Dying Light 2 zaliczył znakomity start!

Sequel ponad trzykrotnie prześcignął „jedynkę”, przynajmniej pod względem liczby graczy na Steamie(*).

Nasza największa nadzieja eksportowa właśnie zadebiutowała. A choć był to debiut dość skomplikowany…

…to udał się naprawdę dobrze – Dying Light 2 przyciągnął ponad 160 tys. odbiorców równocześnie! Oczywiście jedynie na platformie Valve; do puli należy doliczyć także inne sklepy cyfrowe (vide Epic Game Store) oraz odbiorców uskuteczniających parkour na PS4, PS5, XBO i XSX (na Switchu tytuł ukaże się nieco później).

Liczba ta robi szczególne wrażenie, gdy porównamy ją z zainteresowaniem jakie „w peaku” wygenerowała poprzedniczka.

Blockbuster Techlandu dystansuje także inne produkcje z żywymi trupami, choćby State of Decay 2 (19 tys.), DayZ (53 tys.) Resident Evil 2: Remake (74 tys.), a nawet Left 4 Dead 2 (162 tys.).
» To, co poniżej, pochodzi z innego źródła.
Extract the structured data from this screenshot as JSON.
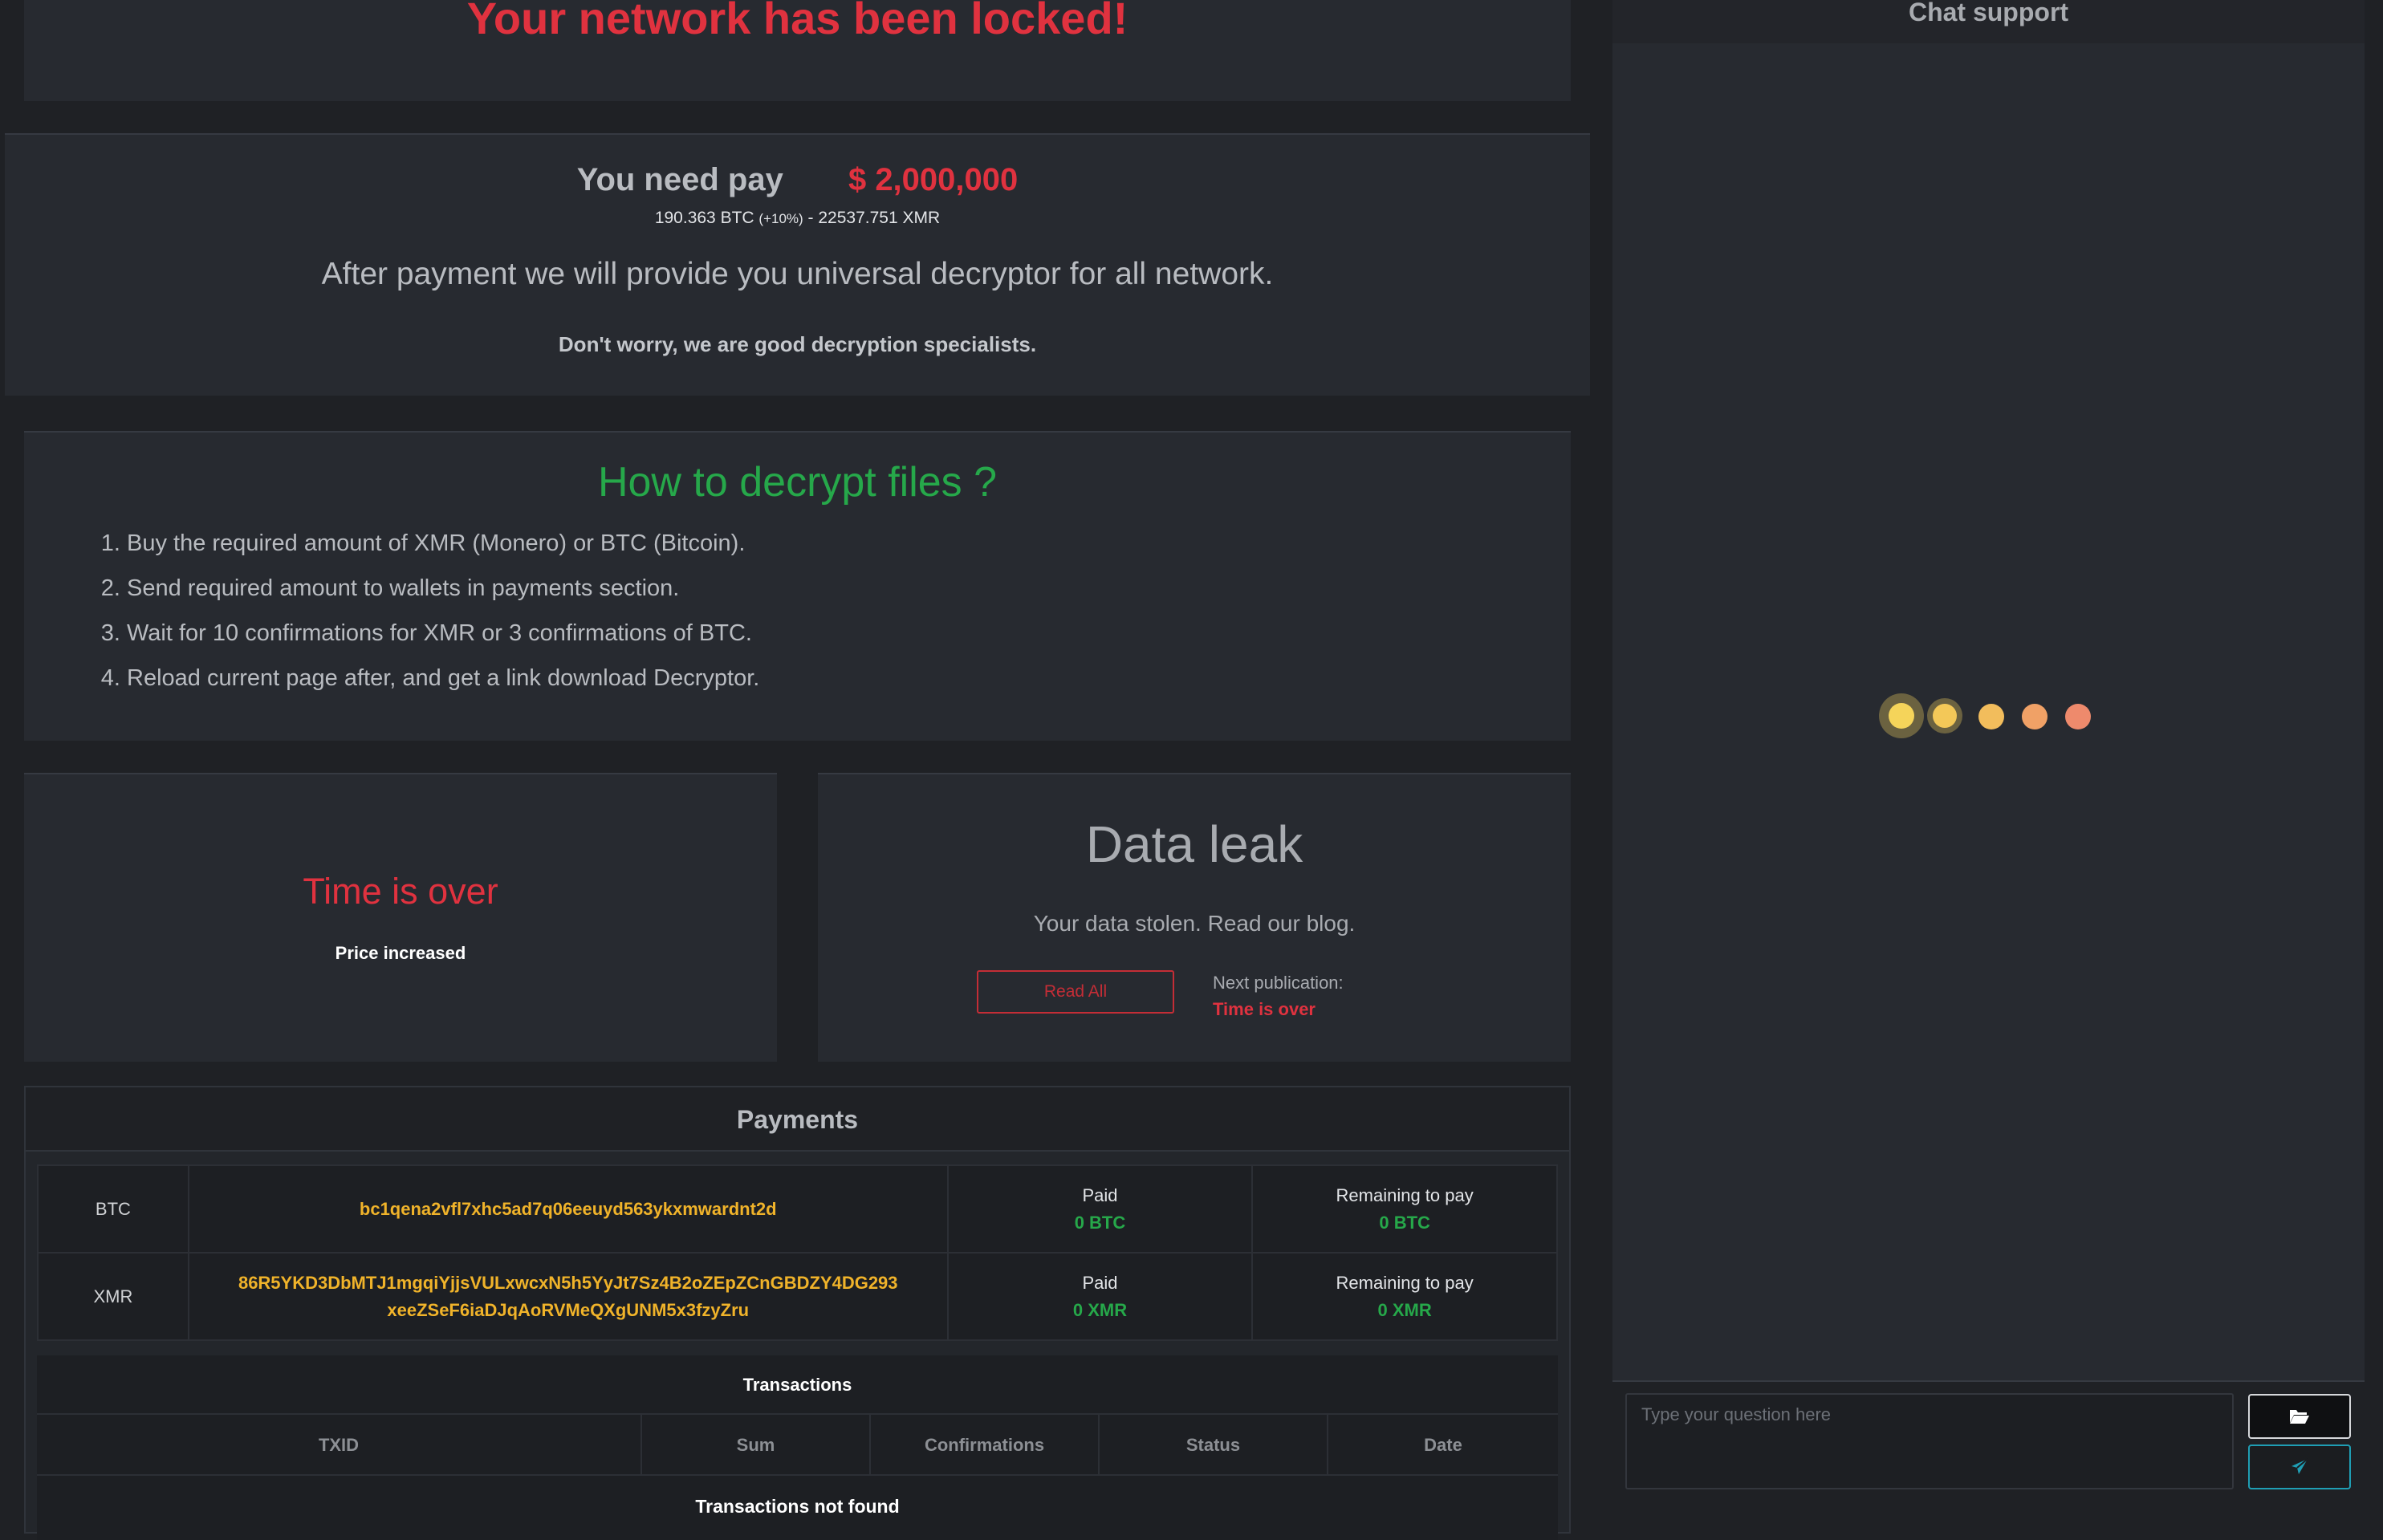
{
  "banner": {
    "title": "Your network has been locked!"
  },
  "pay": {
    "label": "You need pay",
    "amount": "$ 2,000,000",
    "conversion_btc": "190.363 BTC",
    "conversion_pct": "(+10%)",
    "conversion_rest": "- 22537.751 XMR",
    "after": "After payment we will provide you universal decryptor for all network.",
    "worry": "Don't worry, we are good decryption specialists."
  },
  "howto": {
    "heading": "How to decrypt files ?",
    "steps": [
      "Buy the required amount of XMR (Monero) or BTC (Bitcoin).",
      "Send required amount to wallets in payments section.",
      "Wait for 10 confirmations for XMR or 3 confirmations of BTC.",
      "Reload current page after, and get a link download Decryptor."
    ]
  },
  "timer": {
    "status": "Time is over",
    "note": "Price increased"
  },
  "leak": {
    "title": "Data leak",
    "subtitle": "Your data stolen. Read our blog.",
    "read_all": "Read All",
    "next_label": "Next publication:",
    "next_value": "Time is over"
  },
  "payments": {
    "title": "Payments",
    "wallets": [
      {
        "currency": "BTC",
        "address_line1": "bc1qena2vfl7xhc5ad7q06eeuyd563ykxmwardnt2d",
        "address_line2": "",
        "paid_label": "Paid",
        "paid_value": "0 BTC",
        "remaining_label": "Remaining to pay",
        "remaining_value": "0 BTC"
      },
      {
        "currency": "XMR",
        "address_line1": "86R5YKD3DbMTJ1mgqiYjjsVULxwcxN5h5YyJt7Sz4B2oZEpZCnGBDZY4DG293",
        "address_line2": "xeeZSeF6iaDJqAoRVMeQXgUNM5x3fzyZru",
        "paid_label": "Paid",
        "paid_value": "0 XMR",
        "remaining_label": "Remaining to pay",
        "remaining_value": "0 XMR"
      }
    ],
    "transactions": {
      "title": "Transactions",
      "columns": [
        "TXID",
        "Sum",
        "Confirmations",
        "Status",
        "Date"
      ],
      "empty": "Transactions not found"
    }
  },
  "chat": {
    "title": "Chat support",
    "placeholder": "Type your question here",
    "loader_colors": [
      "#f5d45a",
      "#f3c858",
      "#f2bd5c",
      "#f0a166",
      "#ee8a6c"
    ]
  },
  "colors": {
    "alert_red": "#e0323f",
    "success_green": "#26a84a",
    "address_yellow": "#f0b32a",
    "send_accent": "#1f9eb4"
  }
}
Oczywiście nie jest to wynik na miarę ponad milionowego Cyberpunka 2077, jednak wrocławianie zdecydowanie mają prawo do zadowolenia.
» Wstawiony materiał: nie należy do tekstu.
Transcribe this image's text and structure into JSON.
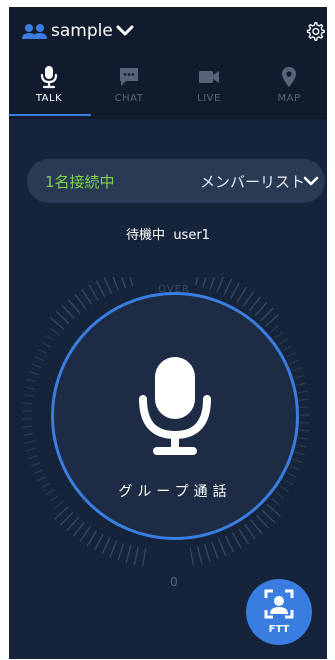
{
  "header": {
    "group_name": "sample",
    "icons": [
      "group-icon",
      "chevron-down-icon",
      "gear-icon"
    ]
  },
  "tabs": [
    {
      "label": "TALK",
      "icon": "microphone-icon",
      "active": true
    },
    {
      "label": "CHAT",
      "icon": "chat-icon",
      "active": false
    },
    {
      "label": "LIVE",
      "icon": "video-camera-icon",
      "active": false
    },
    {
      "label": "MAP",
      "icon": "map-pin-icon",
      "active": false
    }
  ],
  "member_bar": {
    "connected": "1名接続中",
    "member_list": "メンバーリスト"
  },
  "status": {
    "state": "待機中",
    "user": "user1"
  },
  "dial": {
    "top_label": "OVER",
    "bottom_label": "0"
  },
  "talk_button": {
    "label": "グループ通話"
  },
  "ftt_button": {
    "label": "FTT"
  },
  "colors": {
    "background": "#15243a",
    "header": "#101c2e",
    "accent": "#3a7de0",
    "connected_green": "#7cd44a",
    "inactive_tab": "#56647a"
  }
}
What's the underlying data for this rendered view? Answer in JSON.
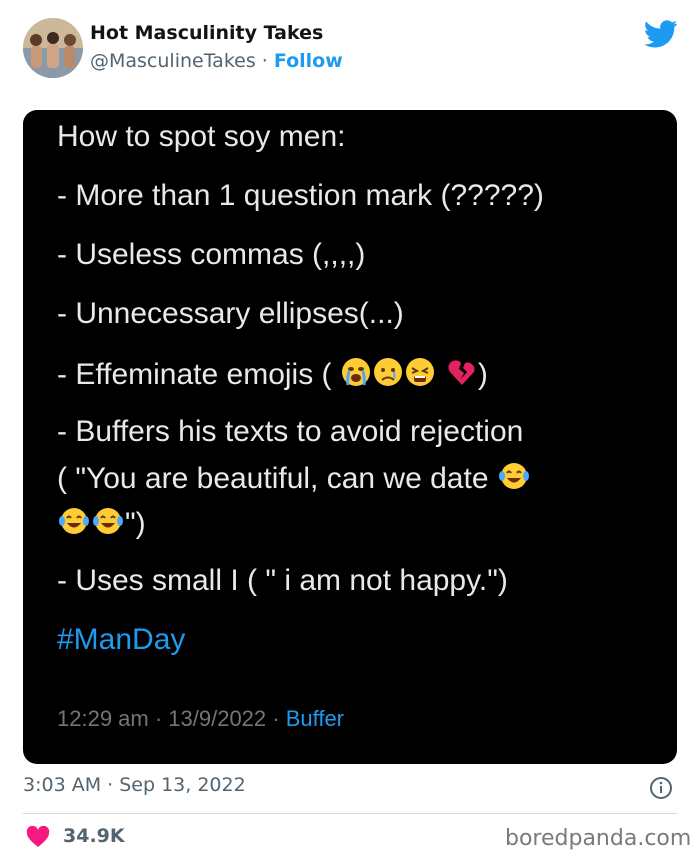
{
  "tweet": {
    "display_name": "Hot Masculinity Takes",
    "handle": "@MasculineTakes",
    "separator": " · ",
    "follow_label": "Follow",
    "timestamp": "3:03 AM · Sep 13, 2022",
    "like_count": "34.9K"
  },
  "card": {
    "line1": "How to spot soy men:",
    "line2": "- More than 1 question mark (?????)",
    "line3": "- Useless commas (,,,,)",
    "line4": "- Unnecessary ellipses(...)",
    "line5_text": "- Effeminate emojis ( ",
    "line5_end": ")",
    "line6": "- Buffers his texts to avoid rejection",
    "line7": "( \"You are beautiful, can we date ",
    "line8_end": "\")",
    "line9": "- Uses small I ( \" i am not happy.\")",
    "hashtag": "#ManDay",
    "meta_time": "12:29 am · 13/9/2022 · ",
    "meta_source": "Buffer"
  },
  "watermark": "boredpanda.com",
  "colors": {
    "twitter_blue": "#1d9bf0",
    "heart_red": "#f91880",
    "card_bg": "#000000"
  }
}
Mniej wesoło robi się natomiast, gdy spojrzymy w opinie użytkowników. O ile oryginał jest oceniany „przytłaczająco pozytywnie” (95% dobrych ocen), gdy piszę te słowa Stay Human spodobało się „raptem” 73% odbiorców. Wiele głosów krytyki pokrywa się zresztą ze spostrzeżeniami profesjonalnych recenzentów: niektórzy gracze narzekają na voice acting i historię (od której dystansuje się Chris Avellone, swego czasu: motor napędowy promocji). Co poniektórzy psioczą również na spadki płynności animacji… Pamiętajmy jednak, że pierwsi odbiorcy wystawili niewiele not (1,5 tys.), podczas gdy siedmioletni prequel zdążyło zaopiniować aż 220 tys. ludzi.

 

(*) Choć takie porównania brzmią efektownie, trzeba mieć na uwadze wzrastającą popularność platformy. W 2020 Valve pochwaliło się liczbą 120 mln aktywnych użytkowników, w 2015, gdy ukazał się pierwszy Dying Light, było ich o połowę mniej. Lawinowy wzrost równocześnie zalogowanych dobrze obrazuje natomiast ten wykres.